Je grandirai plus tard
Flammarion
320 pages
19,90 €
Présentation :
Pour la première fois, Elie Semoun se raconte à la première personne et revient
sur son enfance, la disparition brutale de sa mère, sa rencontre avec
Dieudonné, la naissance de son fils, le décès de son frère…
Au fil de ces rendez-vous avec lui-même, l’humoriste dresse
un bilaan à la fois drôle et émouvant de cette vie à double tranchant, et nous
fait rencontrer l’enfant qu’il n’a jamais cessé d’être.
Mon avis :
Je crois connaître bien Elie Semoun. Je l’ai interviewé une dizaine de fois,
seul et en compagnie de Dieudonné. Dans cet ouvrage autobiographique, je l’ai
retrouvé tel que je l’avais perçu, c’est-à-dire, un garçon extrêmement sensible
qui a trouvé dans l’humour une façon à la fois de se protéger et d’exister.
Sa personnalité s’est cristallisée à l’âge de 11 ans, à la
disparition de sa mère. Ne l’ayant vue qu’à l’hôpital, encore vivante, son père
ne lui apprenant son décès qu’après les obsèques, Elie n’a jamais pu réaliser
ce départ. Il n’est resté qu’un terrible manque et une folle envie de le
compenser en introduisant dans sa vie une grande part de fiction.
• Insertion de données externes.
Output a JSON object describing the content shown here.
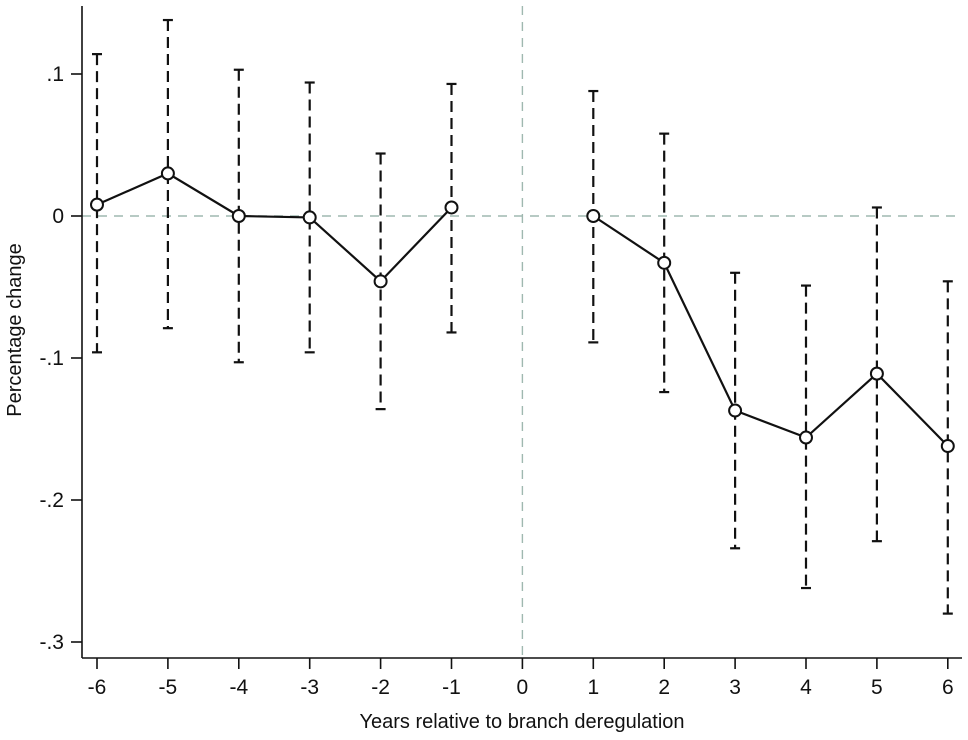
{
  "chart_data": {
    "type": "line",
    "title": "",
    "xlabel": "Years relative to branch deregulation",
    "ylabel": "Percentage change",
    "xlim": [
      -6,
      6
    ],
    "ylim": [
      -0.3,
      0.14
    ],
    "x_ticks": [
      -6,
      -5,
      -4,
      -3,
      -2,
      -1,
      0,
      1,
      2,
      3,
      4,
      5,
      6
    ],
    "x_tick_labels": [
      "-6",
      "-5",
      "-4",
      "-3",
      "-2",
      "-1",
      "0",
      "1",
      "2",
      "3",
      "4",
      "5",
      "6"
    ],
    "y_ticks": [
      0.1,
      0,
      -0.1,
      -0.2,
      -0.3
    ],
    "y_tick_labels": [
      ".1",
      "0",
      "-.1",
      "-.2",
      "-.3"
    ],
    "reference_lines": {
      "x": 0,
      "y": 0
    },
    "grid": false,
    "legend": "none",
    "series": [
      {
        "segments": [
          {
            "x": [
              -6,
              -5,
              -4,
              -3,
              -2,
              -1
            ],
            "y": [
              0.008,
              0.03,
              0.0,
              -0.001,
              -0.046,
              0.006
            ],
            "ci_low": [
              -0.096,
              -0.079,
              -0.103,
              -0.096,
              -0.136,
              -0.082
            ],
            "ci_high": [
              0.114,
              0.138,
              0.103,
              0.094,
              0.044,
              0.093
            ]
          },
          {
            "x": [
              1,
              2,
              3,
              4,
              5,
              6
            ],
            "y": [
              0.0,
              -0.033,
              -0.137,
              -0.156,
              -0.111,
              -0.162
            ],
            "ci_low": [
              -0.089,
              -0.124,
              -0.234,
              -0.262,
              -0.229,
              -0.28
            ],
            "ci_high": [
              0.088,
              0.058,
              -0.04,
              -0.049,
              0.006,
              -0.046
            ]
          }
        ]
      }
    ],
    "colors": {
      "line": "#111111",
      "reference": "#9fb8b0",
      "marker_fill": "#ffffff"
    }
  }
}
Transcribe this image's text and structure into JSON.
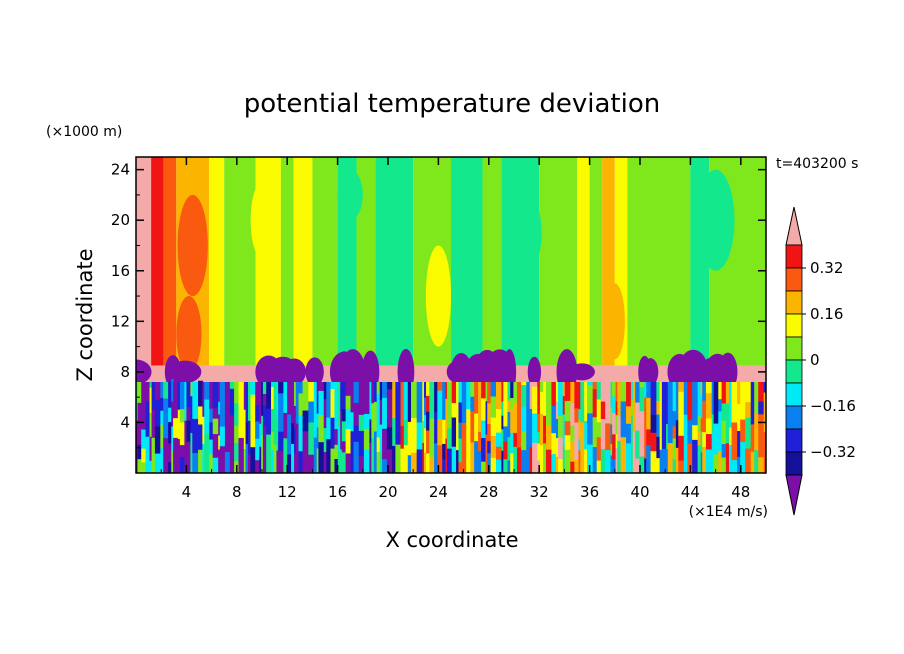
{
  "chart_data": {
    "type": "heatmap",
    "title": "potential temperature deviation",
    "xlabel": "X coordinate",
    "ylabel": "Z coordinate",
    "x_unit": "(×1E4 m/s)",
    "y_unit": "(×1000 m)",
    "time_label": "t=403200 s",
    "xlim": [
      0,
      50
    ],
    "ylim": [
      0,
      25
    ],
    "xticks": [
      "4",
      "8",
      "12",
      "16",
      "20",
      "24",
      "28",
      "32",
      "36",
      "40",
      "44",
      "48"
    ],
    "yticks": [
      "4",
      "8",
      "12",
      "16",
      "20",
      "24"
    ],
    "colorbar": {
      "levels": [
        -0.4,
        -0.32,
        -0.24,
        -0.16,
        -0.08,
        0,
        0.08,
        0.16,
        0.24,
        0.32,
        0.4
      ],
      "labels": [
        "0.32",
        "0.16",
        "0",
        "−0.16",
        "−0.32"
      ],
      "colors": [
        "#7b0fa8",
        "#14109a",
        "#2020d8",
        "#0a7ff0",
        "#00eaf6",
        "#13e98c",
        "#7fe81d",
        "#fbfb00",
        "#fbb400",
        "#fa5a10",
        "#f11414",
        "#f5aaaa"
      ]
    }
  }
}
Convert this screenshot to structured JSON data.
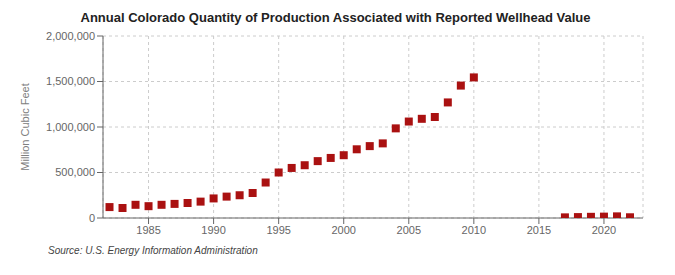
{
  "chart_data": {
    "type": "scatter",
    "title": "Annual Colorado Quantity of Production Associated with Reported Wellhead Value",
    "ylabel": "Million Cubic Feet",
    "source": "Source: U.S. Energy Information Administration",
    "x": [
      1982,
      1983,
      1984,
      1985,
      1986,
      1987,
      1988,
      1989,
      1990,
      1991,
      1992,
      1993,
      1994,
      1995,
      1996,
      1997,
      1998,
      1999,
      2000,
      2001,
      2002,
      2003,
      2004,
      2005,
      2006,
      2007,
      2008,
      2009,
      2010,
      2017,
      2018,
      2019,
      2020,
      2021,
      2022
    ],
    "values": [
      120000,
      110000,
      145000,
      130000,
      145000,
      155000,
      165000,
      180000,
      215000,
      235000,
      250000,
      275000,
      390000,
      500000,
      550000,
      580000,
      625000,
      660000,
      690000,
      755000,
      790000,
      820000,
      985000,
      1060000,
      1090000,
      1110000,
      1270000,
      1455000,
      1545000,
      7000,
      10000,
      13000,
      15000,
      18000,
      8000
    ],
    "color": "#aa1111",
    "marker": "square",
    "xlim": [
      1981.5,
      2023
    ],
    "xticks": [
      1985,
      1990,
      1995,
      2000,
      2005,
      2010,
      2015,
      2020
    ],
    "ylim": [
      0,
      2000000
    ],
    "yticks": [
      0,
      {
        "value": 500000,
        "label": "500,000"
      },
      {
        "value": 1000000,
        "label": "1,000,000"
      },
      {
        "value": 1500000,
        "label": "1,500,000"
      },
      {
        "value": 2000000,
        "label": "2,000,000"
      }
    ],
    "grid": true
  }
}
Et, surtout,
il a fait sien l’adage affirmant que l’humour était la politesse du désespoir.
C’est d’autant plus troublant et assumé que cette citation est de Boris Vian,
un auteur qu’il adule particulièrement…
Très tôt, Elie Semoun a été un adepte des plaisirs
solitaires : la lecture, l’écriture, la chanson (Brassens, Ferré…), la
musique (le jazz, l’opéra) et, plus tard, le jardinage. Toujours pour fuir sans
doute la triste réalité, il est devenu un hyperactif. Se dépenser pour ne pas
penser, se disperser sans compter…
Elie ne sera jamais épanoui. Ou alors très tard, quand il
sera devenu vieux sans avoir été adulte (merci Jacques Brel). Il aura toujours
en lui la hantise de l’abandon et de la trahison, un besoin viscéral de
reconnaissance, il sera toujours perclus de doutes, il cherchera toujours où
est sa véritable place… Mais de tous ces handicaps, il a fait une force. C’est
ce qui le fait avancer. C’est ce qui le propulse sur scène. Les rires et les
applaudissements qu’il reçoit agissent sur son âme inquiète comme le plus doux
des baumes… S’il n’a peut-être pas encore réalisé l’étendue de sa réussite, de
son succès, c’est parce qu’il possède l’orgueil des timides. Il devrait en être
satisfait, mais il en veut toujours plus.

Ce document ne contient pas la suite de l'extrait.